In his first season as CEO, Diaz could not have expected this much turmoil.
Much of which he manifested himself.
From the yachts- to the very wishful it turns out – 7-5 tackling dummies, Diaz spoke of culture and a return to a bygone age of dominance.
Turnover Chains and touchdown rings were tools of engineered swag deployment lacking substance.
A futile attempt in recreating an era so cherished by those who were a part of it.

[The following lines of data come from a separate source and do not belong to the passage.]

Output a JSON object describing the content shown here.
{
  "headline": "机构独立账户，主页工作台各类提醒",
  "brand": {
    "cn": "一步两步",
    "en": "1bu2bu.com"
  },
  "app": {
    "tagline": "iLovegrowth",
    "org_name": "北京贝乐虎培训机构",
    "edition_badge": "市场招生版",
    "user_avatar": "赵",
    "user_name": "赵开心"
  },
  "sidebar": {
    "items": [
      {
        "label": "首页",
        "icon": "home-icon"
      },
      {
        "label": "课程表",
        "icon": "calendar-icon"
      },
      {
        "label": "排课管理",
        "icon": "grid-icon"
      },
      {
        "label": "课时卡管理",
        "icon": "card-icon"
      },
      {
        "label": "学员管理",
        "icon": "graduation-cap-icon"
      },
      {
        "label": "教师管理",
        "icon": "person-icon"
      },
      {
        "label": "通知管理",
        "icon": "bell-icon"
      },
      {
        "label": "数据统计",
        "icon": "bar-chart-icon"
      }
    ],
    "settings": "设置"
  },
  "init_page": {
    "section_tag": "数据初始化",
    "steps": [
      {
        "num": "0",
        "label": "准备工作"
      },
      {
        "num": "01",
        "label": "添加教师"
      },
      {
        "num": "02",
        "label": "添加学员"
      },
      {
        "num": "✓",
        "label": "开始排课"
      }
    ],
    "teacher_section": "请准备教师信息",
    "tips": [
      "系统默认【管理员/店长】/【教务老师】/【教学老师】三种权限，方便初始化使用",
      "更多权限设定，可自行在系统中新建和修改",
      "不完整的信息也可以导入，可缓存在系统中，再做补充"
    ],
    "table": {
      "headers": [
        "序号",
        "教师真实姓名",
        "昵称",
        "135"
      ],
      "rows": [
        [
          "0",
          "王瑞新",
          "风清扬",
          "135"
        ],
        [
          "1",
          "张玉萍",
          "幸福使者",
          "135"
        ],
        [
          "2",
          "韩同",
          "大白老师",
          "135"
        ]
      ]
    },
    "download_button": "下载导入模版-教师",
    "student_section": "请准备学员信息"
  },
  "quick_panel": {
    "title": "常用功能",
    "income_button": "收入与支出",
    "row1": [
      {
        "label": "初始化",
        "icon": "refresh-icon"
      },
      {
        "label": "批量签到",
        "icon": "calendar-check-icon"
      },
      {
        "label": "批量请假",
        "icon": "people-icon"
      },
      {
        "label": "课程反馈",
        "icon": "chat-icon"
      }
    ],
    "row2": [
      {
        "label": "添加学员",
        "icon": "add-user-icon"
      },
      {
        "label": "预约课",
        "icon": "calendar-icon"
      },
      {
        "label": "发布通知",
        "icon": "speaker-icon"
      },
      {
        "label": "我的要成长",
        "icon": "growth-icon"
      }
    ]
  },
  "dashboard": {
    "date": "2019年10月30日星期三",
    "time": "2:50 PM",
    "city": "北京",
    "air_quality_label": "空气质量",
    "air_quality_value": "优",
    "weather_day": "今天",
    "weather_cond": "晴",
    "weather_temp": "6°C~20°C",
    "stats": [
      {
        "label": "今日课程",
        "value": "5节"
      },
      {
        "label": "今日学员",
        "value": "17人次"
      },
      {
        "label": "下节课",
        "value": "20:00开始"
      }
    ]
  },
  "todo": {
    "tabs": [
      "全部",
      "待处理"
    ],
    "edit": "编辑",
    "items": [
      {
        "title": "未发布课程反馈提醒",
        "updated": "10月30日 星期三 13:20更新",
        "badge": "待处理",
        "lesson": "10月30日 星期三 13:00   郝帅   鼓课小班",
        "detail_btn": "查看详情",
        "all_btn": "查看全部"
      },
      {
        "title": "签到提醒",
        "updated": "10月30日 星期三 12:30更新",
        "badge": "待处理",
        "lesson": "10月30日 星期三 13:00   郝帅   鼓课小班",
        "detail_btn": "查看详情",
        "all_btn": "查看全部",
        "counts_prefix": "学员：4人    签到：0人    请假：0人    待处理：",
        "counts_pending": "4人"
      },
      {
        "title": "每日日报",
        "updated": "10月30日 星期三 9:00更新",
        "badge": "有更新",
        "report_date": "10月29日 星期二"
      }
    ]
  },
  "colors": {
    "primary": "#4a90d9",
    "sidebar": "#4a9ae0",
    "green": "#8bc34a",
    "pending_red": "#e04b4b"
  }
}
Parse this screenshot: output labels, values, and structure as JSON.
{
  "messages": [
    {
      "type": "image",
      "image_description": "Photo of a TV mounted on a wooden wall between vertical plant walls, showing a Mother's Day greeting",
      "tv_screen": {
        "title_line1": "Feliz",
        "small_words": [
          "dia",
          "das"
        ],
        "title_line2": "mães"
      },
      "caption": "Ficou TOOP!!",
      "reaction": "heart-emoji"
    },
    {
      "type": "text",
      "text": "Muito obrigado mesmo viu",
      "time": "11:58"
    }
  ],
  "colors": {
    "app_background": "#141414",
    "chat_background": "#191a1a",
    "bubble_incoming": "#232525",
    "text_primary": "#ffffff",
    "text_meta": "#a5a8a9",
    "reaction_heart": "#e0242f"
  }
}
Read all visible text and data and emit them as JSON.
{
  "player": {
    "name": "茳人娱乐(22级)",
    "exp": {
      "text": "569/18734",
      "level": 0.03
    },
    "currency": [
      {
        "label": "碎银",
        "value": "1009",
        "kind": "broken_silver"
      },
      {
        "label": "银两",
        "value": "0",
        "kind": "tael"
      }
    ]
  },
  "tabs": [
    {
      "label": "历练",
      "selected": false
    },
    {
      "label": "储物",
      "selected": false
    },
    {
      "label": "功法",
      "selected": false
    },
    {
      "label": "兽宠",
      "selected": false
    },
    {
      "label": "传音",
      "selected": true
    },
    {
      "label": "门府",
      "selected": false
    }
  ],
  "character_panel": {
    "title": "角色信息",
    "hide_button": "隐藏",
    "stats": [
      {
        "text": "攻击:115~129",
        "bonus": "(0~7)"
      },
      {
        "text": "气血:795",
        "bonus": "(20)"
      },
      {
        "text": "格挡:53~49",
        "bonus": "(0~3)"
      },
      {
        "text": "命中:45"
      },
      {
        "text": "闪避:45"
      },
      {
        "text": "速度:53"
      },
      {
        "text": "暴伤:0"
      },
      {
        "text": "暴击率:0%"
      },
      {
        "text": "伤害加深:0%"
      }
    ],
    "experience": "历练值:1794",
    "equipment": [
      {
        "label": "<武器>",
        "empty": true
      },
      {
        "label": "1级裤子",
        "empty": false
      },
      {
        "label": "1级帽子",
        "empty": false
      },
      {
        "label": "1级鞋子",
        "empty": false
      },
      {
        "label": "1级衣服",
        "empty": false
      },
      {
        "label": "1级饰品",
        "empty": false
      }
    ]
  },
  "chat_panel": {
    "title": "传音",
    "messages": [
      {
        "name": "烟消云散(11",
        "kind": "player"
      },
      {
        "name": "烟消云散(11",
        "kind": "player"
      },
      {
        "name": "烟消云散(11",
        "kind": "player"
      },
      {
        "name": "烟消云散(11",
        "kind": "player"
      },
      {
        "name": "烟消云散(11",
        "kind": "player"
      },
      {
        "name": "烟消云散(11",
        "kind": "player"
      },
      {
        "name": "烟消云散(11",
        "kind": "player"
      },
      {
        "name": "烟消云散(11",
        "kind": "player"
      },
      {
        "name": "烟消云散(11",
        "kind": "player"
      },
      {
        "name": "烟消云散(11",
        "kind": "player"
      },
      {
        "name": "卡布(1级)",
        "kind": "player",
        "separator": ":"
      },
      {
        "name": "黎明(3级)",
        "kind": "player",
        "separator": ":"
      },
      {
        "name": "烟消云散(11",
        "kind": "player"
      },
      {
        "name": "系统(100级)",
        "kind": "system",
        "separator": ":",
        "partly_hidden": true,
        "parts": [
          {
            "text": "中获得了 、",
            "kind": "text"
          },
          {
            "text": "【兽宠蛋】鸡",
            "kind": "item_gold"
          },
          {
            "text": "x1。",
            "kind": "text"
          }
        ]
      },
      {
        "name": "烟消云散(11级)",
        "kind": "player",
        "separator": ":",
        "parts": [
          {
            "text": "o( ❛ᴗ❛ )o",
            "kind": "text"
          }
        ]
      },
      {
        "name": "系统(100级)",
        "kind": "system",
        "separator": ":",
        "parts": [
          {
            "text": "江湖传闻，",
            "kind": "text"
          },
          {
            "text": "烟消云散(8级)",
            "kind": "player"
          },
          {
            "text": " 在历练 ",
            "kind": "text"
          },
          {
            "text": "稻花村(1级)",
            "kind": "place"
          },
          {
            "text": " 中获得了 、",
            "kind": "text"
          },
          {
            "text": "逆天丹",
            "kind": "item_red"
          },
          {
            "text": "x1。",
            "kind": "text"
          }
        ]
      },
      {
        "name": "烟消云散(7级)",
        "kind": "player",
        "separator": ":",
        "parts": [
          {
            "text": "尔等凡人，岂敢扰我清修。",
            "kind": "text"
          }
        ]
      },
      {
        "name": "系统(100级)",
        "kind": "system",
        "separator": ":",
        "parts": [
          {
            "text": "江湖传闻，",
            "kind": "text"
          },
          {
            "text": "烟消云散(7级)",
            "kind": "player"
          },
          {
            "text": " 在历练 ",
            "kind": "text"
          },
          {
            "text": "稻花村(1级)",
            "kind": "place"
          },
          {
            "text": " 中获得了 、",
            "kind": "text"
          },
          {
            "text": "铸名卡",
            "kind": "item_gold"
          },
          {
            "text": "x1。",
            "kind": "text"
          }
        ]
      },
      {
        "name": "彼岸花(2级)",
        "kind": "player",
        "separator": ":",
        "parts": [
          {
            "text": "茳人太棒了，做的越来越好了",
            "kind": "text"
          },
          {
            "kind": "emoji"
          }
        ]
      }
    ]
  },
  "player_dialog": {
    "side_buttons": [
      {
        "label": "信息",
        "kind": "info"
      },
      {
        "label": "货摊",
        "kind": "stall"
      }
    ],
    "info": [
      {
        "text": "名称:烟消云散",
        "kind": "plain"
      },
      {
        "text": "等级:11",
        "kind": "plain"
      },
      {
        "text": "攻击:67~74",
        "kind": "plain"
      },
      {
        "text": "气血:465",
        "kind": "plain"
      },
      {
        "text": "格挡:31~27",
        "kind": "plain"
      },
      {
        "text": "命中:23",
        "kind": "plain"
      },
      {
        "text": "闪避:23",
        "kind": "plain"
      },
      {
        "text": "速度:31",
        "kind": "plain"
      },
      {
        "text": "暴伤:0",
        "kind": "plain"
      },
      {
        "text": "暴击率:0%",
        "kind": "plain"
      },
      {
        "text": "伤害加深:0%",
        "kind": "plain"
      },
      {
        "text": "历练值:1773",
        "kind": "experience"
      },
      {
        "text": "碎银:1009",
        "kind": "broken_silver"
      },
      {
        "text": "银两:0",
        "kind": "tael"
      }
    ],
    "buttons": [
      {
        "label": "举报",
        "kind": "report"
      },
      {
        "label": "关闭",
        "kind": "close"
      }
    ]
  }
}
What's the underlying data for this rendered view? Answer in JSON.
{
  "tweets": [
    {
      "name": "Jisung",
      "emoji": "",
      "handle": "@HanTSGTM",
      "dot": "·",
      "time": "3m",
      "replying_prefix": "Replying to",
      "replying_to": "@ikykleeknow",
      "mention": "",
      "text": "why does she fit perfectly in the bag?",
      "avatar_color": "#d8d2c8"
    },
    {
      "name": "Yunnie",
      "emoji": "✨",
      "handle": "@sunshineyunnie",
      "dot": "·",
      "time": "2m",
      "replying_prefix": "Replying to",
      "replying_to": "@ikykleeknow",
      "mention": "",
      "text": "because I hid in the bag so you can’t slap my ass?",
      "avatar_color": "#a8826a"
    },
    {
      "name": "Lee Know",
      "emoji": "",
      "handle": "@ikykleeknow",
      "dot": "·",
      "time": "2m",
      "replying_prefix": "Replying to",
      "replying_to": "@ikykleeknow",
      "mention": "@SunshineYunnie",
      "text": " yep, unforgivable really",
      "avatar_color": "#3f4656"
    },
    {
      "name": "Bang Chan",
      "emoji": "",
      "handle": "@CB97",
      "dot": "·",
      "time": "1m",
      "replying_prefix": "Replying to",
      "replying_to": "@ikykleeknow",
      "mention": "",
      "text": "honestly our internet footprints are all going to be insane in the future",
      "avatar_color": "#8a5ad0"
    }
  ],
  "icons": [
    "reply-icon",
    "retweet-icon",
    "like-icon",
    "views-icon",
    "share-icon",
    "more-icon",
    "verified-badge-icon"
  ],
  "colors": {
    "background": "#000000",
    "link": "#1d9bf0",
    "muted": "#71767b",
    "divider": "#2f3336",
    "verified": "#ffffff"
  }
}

“The New Miami” was just a recycled attempt to be the old Miami.
The good Miami.
All this pomp and circumstance created to capture the essence of days gone by.
Yet those days were defined by one element.
A glaring failure to adapt, particularly on the offensive side of the ball, put the entire team in disarray.
That must be fixed immediately with an offensive system that puts skill position players in position to succeed.
Nothing less can be accepted.
Lack of preparation defined the 2019 Miami Hurricanes.
Diaz must prepare for career altering decisions in order to survive another year.
There is light at the end of the tunnel, such as another solid recruiting class.
The running back group in particular is loaded with talent – the ground game can rebound with an improved scheme and offensive line.
Hopefully it is not impacted by this year’s performance.
In a mediocre ACC Coastal a quick turnaround is possible.
Until next season however, fans need to be prepared for the inevitable fallout of a lost 2019 campaign.